With many countries already pushing up interest rates up at the fastest pace in decades, richer countries’ borrowing costs — shown by their benchmark bond yield — are already up over 200 basis points, or 2 percentage points, over the past year.
A 300 bps three-year rise from here would, on average, translate into a 1 percentage point (ppt) of GDP increase in interest spending by 2025 compared to this year’s median interest expenditure to GDP of 2.2%.
“That is a significant pressure point on public spending in most cases,” S&P said albeit “still manageable” in many cases thanks to the slump in costs seen over the past decade.
Potential exceptions include Italy where debt is already over 140% of GDP, although S&P expects the ECB to prevent Rome’s borrowing costs rising as much as 300 basis points.
If it does not, it could ramp up Italy’s interest costs as a percentage of GDP to 5.5% – a level last seen in 2012 before then ECB chief Mario Draghi made his “whatever it takes” pledge.

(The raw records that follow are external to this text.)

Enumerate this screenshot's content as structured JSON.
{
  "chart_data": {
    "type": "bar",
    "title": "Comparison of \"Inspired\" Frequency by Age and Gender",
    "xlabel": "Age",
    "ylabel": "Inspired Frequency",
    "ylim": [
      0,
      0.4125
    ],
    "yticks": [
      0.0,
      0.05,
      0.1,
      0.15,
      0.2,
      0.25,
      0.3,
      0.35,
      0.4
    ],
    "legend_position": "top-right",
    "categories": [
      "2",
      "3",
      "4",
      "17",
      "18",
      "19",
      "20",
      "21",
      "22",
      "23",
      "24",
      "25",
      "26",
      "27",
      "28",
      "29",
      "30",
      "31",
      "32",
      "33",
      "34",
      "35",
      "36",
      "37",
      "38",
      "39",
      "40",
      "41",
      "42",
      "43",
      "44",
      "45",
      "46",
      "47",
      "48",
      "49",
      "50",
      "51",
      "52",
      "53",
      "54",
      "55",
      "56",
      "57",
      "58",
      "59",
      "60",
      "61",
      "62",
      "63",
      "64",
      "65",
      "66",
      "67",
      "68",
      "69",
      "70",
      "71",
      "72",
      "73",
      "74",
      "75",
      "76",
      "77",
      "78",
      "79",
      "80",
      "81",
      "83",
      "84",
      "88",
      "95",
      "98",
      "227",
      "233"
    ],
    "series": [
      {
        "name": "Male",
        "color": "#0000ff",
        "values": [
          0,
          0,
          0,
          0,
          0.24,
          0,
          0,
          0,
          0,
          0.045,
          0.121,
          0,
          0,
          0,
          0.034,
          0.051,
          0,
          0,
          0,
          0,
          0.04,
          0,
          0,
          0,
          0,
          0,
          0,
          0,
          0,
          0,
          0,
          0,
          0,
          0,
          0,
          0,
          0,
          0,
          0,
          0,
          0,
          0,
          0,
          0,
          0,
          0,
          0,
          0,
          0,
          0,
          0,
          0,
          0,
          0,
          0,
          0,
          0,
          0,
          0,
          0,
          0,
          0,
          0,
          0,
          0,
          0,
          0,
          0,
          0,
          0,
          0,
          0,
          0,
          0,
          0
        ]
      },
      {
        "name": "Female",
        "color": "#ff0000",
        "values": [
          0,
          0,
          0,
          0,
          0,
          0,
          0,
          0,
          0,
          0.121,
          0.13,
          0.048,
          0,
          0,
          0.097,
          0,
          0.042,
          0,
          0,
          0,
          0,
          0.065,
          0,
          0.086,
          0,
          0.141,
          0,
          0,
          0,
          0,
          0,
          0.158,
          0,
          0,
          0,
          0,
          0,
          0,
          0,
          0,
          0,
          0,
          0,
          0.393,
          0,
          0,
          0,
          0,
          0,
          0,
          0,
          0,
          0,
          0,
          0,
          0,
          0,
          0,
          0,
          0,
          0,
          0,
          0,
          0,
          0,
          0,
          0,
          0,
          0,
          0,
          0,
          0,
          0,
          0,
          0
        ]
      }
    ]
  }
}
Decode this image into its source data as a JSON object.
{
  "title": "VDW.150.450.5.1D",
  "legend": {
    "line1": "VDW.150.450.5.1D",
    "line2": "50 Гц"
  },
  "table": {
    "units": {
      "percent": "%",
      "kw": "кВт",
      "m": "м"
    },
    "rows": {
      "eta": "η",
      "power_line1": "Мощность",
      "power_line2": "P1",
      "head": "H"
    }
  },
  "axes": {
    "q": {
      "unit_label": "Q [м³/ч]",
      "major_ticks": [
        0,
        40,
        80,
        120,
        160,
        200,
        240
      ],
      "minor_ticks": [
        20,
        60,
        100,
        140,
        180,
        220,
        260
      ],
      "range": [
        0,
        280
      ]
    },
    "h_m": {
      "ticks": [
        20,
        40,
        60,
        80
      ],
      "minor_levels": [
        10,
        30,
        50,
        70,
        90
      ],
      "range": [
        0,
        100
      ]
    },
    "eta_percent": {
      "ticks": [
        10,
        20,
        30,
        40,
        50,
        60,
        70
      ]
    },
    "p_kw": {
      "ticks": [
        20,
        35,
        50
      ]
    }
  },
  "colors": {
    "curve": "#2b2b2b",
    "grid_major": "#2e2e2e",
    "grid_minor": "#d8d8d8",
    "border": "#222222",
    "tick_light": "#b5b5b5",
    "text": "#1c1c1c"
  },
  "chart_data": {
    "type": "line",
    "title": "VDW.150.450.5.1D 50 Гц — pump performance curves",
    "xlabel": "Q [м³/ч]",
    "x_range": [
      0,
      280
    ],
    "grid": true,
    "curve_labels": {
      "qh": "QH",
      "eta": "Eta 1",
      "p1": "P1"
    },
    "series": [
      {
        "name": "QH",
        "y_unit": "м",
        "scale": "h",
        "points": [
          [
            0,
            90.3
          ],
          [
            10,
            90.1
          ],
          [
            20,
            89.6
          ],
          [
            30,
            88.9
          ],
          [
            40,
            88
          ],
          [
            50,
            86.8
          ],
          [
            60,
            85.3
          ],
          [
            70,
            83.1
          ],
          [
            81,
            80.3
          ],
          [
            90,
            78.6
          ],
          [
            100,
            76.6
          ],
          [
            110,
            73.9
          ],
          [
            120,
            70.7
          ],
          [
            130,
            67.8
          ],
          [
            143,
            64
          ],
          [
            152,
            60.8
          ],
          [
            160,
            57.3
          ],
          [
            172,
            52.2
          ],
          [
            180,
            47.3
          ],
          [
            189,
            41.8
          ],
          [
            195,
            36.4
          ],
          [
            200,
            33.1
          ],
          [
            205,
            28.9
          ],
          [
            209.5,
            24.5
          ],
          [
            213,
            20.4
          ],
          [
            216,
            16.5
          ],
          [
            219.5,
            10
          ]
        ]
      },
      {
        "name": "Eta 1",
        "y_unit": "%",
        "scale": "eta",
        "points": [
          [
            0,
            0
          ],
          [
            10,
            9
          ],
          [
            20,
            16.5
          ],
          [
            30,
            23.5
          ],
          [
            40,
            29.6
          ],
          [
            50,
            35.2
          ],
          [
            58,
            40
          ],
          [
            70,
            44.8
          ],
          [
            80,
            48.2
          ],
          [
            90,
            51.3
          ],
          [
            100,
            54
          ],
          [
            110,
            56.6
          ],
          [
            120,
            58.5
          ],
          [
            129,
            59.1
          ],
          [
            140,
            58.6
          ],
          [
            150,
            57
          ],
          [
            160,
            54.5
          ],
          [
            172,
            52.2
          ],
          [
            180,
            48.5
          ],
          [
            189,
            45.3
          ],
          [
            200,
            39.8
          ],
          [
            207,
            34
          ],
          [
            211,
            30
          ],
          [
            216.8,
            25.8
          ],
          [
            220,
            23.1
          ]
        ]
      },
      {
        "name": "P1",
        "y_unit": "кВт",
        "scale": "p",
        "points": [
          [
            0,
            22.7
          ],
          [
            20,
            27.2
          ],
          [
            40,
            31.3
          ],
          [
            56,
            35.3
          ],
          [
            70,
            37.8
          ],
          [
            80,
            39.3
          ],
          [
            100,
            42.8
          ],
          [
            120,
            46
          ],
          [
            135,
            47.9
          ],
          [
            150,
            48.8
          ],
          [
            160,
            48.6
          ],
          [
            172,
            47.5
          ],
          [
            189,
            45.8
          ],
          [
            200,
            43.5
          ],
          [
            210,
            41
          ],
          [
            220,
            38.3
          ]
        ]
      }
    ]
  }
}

For Spain it would rise to 3 ppts of GDP, its highest level since 2015. For the United States it would be 4.6 ppts, for Britain it would be 3.5 ppts, while in Japan, which has the world’s highest debt to GDP ratio at 223%, it would climb to 5.4 ppts.
There is another side too. The rapid rise in global interest rates is expected to see many economies grind to a near halt over the next few years.
“This implies that to stabilise debt to GDP, governments would need to tighten underlying fiscal positions more than they appear willing or able to do at present,” S&P’s analysts said, pointing to the swathes of governments now subsidising energy, and in some cases, food costs.